Well, we had publicity photos taken the other night. I need a wig (my own hair is much too short for the period) and the only one they could source for the occasion looked awful - more width on my face I really do not need. And when I saw myself next to the actresses playing Mona (dainty, petite) and the younger versions of Mona & Sissy (gorgeous teenagers) on the screen on the back of the digital camera, my heart sank. Elephantine was not the word. Well, it was, actually.

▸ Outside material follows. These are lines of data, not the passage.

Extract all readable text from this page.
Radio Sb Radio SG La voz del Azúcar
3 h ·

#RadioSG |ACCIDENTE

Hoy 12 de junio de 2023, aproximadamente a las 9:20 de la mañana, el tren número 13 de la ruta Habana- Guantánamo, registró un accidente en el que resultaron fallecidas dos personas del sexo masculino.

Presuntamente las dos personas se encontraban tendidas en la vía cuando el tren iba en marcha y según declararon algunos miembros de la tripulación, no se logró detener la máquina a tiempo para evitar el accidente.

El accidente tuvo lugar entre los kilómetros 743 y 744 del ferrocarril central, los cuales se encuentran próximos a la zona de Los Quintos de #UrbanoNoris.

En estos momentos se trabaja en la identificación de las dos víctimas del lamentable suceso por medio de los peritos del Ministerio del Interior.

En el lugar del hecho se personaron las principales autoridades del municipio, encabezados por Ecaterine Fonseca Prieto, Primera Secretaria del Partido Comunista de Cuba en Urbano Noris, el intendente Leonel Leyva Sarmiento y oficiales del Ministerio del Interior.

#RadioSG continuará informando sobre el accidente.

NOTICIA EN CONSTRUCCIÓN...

I got home, and found an comment awaiting moderation: from the lovely gymbunny21, asking ever so nicely where my updates were, and saying how much she'd enjoyed this blog in the past. She's lost two stone - good on you, girl. She's just started her blog, and is newly motivated. Had I kept my weight off, was I still running?

Well, I just sat down and howled. I'd been ignoring the blog, ignoring the scales, and trying not to remember how good it used to make me feel, because I felt so ashamed. And here was a complete stranger caring what had happened to me.

So here we are again. I tried to run back in April last year - and gave up after a couple of tries; and again in August - ditto. Now the Race for Life 5K beckons once more. The heel might hurt still, but when I said to my darling friend and erstwhile PT, Kim, "I can walk for about half an hour before it starts to hurt" she wisely pointed out that if I could walk, then I could run for that time, too. The resting hasn't helped it, as far as I can tell, so I may as well put up with the discomfort.

And if I can get back to one or two runs plus one or two gym sessions per week, I know that those twenty pounds will be behind me. (No, I don't mean on my arse.)

I have just turned 47. I don't want to get any nearer fifty with the same image problems as I've had virtually all my life. So... here we go again.

I have just got back from a walk-run. My old, favourite route, down to Morton Hall: 1.75 miles round trip, flat-ish (this is Norfolk, after all) but a few undulating bits that make it slightly harder work on the way back. 200 steps walking and 200 running on the way there; the same on the way back but alternating every 100 steps. CV: not too bad. Leg muscles: despite gym sessions, clearly wondering what the heck I'm up to. Heel: not actually painful, but clearly something is still out of kilter. Not sure how much of that is psychological. Don't know how long it took me, I forgot to time it, but I think it was around about 22 minutes - so at least a bit faster than a straight walk would have been.

Weight: 11 stone 10 lb. Weeks till RfL: just over 15.

Thank you, Kim. Thank you, husband. And thank you, gymbunny, for the kick up the substantial arse that I needed.